John Densham

Personal information
- Nationality: British (English)
- Born: 2 February 1880 Croydon, South London, England
- Died: 8 January 1975 (aged 94) Croydon, England

Sport
- Sport: Track and field
- Event: 400 metres hurdles
- Club: Herne Hill Harriers South London Harriers

= John Densham =

British hurdler

John Boon Densham (2 February 1880 - 8 January 1975) was a British hurdler who competed at the 1908 Summer Olympics.

== Biography ==
Densham was born in Croydon, South London, England, and was a member of the Herne Hill Harriers before joining South London Harriers in the summer of 1900.

Densham finished third behind Alfred Tysoe in the 880 yards event at the 1900 AAA Championships. He also raced over the 440 yards distance and finished third behind Wyndham Halswelle at the 1906 AAA Championships.

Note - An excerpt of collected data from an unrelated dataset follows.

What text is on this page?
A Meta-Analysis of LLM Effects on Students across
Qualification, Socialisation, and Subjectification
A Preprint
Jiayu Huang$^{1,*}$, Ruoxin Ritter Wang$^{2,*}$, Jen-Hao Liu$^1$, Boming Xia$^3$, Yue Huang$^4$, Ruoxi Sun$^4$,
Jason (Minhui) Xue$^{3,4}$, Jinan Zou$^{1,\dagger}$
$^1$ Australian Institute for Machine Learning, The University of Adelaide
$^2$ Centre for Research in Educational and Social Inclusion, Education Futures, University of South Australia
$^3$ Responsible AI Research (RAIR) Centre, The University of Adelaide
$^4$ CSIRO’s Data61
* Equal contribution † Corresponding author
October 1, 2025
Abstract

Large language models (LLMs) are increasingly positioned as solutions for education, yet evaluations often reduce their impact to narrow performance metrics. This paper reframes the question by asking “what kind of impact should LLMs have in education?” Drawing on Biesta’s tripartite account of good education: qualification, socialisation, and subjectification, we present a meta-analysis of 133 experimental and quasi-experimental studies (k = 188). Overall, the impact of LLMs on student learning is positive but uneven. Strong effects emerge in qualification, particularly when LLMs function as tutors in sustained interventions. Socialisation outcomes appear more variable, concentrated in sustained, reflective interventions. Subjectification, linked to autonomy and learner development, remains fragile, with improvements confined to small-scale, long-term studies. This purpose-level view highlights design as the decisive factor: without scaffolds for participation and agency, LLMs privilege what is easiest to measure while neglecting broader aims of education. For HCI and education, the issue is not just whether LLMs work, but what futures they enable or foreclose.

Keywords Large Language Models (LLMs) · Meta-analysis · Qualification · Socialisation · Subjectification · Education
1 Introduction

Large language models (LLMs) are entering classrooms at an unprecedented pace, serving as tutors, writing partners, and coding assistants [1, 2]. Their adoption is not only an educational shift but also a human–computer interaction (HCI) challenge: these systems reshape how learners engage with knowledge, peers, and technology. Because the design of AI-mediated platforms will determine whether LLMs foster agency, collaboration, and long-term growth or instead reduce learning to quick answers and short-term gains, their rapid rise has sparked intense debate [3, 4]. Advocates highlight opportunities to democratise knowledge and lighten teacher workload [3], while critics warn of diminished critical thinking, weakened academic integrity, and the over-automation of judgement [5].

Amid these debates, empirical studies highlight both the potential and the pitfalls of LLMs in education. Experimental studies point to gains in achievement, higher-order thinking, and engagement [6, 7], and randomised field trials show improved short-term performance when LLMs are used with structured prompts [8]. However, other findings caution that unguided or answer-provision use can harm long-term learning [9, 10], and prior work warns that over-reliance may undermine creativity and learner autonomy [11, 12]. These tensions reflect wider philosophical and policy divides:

Densham switched to hurdles and gained immediate success, equalling the AAA grass record by recording 57.8 seconds in 1907.

In 1908, Densham won the British Olympic Trials and was duly named in the Great Britain team for the 1908 Olympic Games in London, where he was selected to compete in the 400 metres hurdles. In the men's 400 metres hurdles, Densham was eliminated by Harry Coe, finishing in 12th place overall.

Densham would later serve as the president for the South London Harriers and London Athletic Club.